Bring back Sunday dinner with this one-pot pot roast recipe, complete with roasted vegetables. This recipes is surprisingly healthy and always delicious. 323 calories and 5 Weight Watchers Freestyle SP
Sunday dinner at my grandmother’s house was always comprised of four essential elements: pot roast (or standing rib roast), roasted vegetables, Yorkshire pudding and gravy. While I enjoyed the pot roast (with a huge dollop of horseradish, please), it was really all about the Yorkshire pudding with a very generous portion of gravy ladled into the middle. If you’ve never had Yorkshire pudding, the best way I can describe it is the English version of a popover, with a splash meat drippings. All good.
While this one-pot pot roast (say that five times fast!) meal may not include Yorkshire pudding and gravy, it has all of the comforting flavors of roasted meat and vegetables. And besides whisking together the marinade ingredients and chopping some vegetables, there’s very little work to be done. Most of the preparation and cooking time is inactive, either while the meat is marinating or while the pot roast and vegetables are cooking in the oven.
I used a boneless beef chuck roast for this one-pot pot roast, trimming off as much of the fat as possible. (If you are referencing the nutritional information in the recipe below, please note that I used the nutritional data for a select cut of beef shoulder pot roast, trimmed of fat, as noted in this USDA nutritional data.)
Once the pot roast is cooked, let it rest on a carving board or a rimmed baking sheet so you can capture all of the juices. While you’re waiting for the vegetables to finish cooking, pour the accumulated juices into a bowl or measuring cup and allow the fat to rise to the top before skimming and discarding it. To speed up this process, place the measuring cup in the fridge or freezer. Drizzle the juices over each portion of pot roast when you serve it.
One-Pot Pot Roast Recipe with Roasted Vegetables
One-Pot Pot Roast with Roasted Vegetables…This classic Sunday night dinner recipe doesn’t get any easier. Lots of flavor and protein, with a healthy spin! 323 calories and 5 Weight Watchers Freestyle SP
- 2 lb. boneless beef chuck roast, trimmed
- 1/2 cup fresh orange juice (about 2 oranges)
- 5 tbsp + 2 tsp olive oil
- 1/4 cup red wine
- 4 garlic cloves, smashed
- 2 tsp orange zest
- 2 1/4 tsp crushed rosemary
- 1 1/4 tsp salt
- 1 1/4 tsp ground pepper
- 1 lb. fingerling potatoes, cut in half lengthwise
- 4 medium carrots, peeled & cut into 1-inch pieces
- 3 large shallots, peeled & cut into wedges
- 1/4 cup water
- Place the beef chuck roast into a large, resealable plastic bag.
- In a medium bowl, whisk together the orange juice, 4 tablespoons olive oil, red wine, garlic, orange zest, ¾ teaspoon salt and ¾ teaspoons ground pepper.
- Pour the orange juice mixture into the bag with the roast. Massage to coat the roast with the marinade. Refrigerate for at least 2 hours and up to overnight. Remove the meat from the refrigerator 30 minutes prior to cooking.
- Preheat the oven to 350 degrees F.
- Heat 2 teaspoon olive oil in a large nonstick ovenproof skillet set over medium-high heat. Add the roast and sear until browned, about 2 minutes per side. Discard the marinade.

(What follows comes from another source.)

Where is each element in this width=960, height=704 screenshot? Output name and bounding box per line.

- Place the potatoes, carrots and shallots in a bowl, and toss to coat with 1 tablespoon olive oil, 1 14/ teaspoon rosemary, ½ teaspoon salt and ½ teaspoon ground pepper.
- Remove from the heat and arrange the potatoes, carrots and shallots around the meat. Pour the water into the pan.
- Cover the pan and place in the oven until the internal temperature of the meat reaches 135 degrees F for medium rare, about 40 minutes. Adjust cooking time if you prefer medium (145 degrees F).
- Remove the meat from the pan and place it on a rimmed carving board or baking sheet (to capture the juices) and tent with foil to keep warm.
- Increase the oven temperature to 425 degrees F.
- Place the skillet with the vegetable in the oven, uncovered, and roast, stirring occasionally, until the vegetables are tender and turning golden brown, about 35 minutes.
- Pour any accumulated juices from the meat into a bowl or measuring cup. Skim off any fat from the top.
- Thinly slice the meat and serve with the roast vegetables and accumulated juices.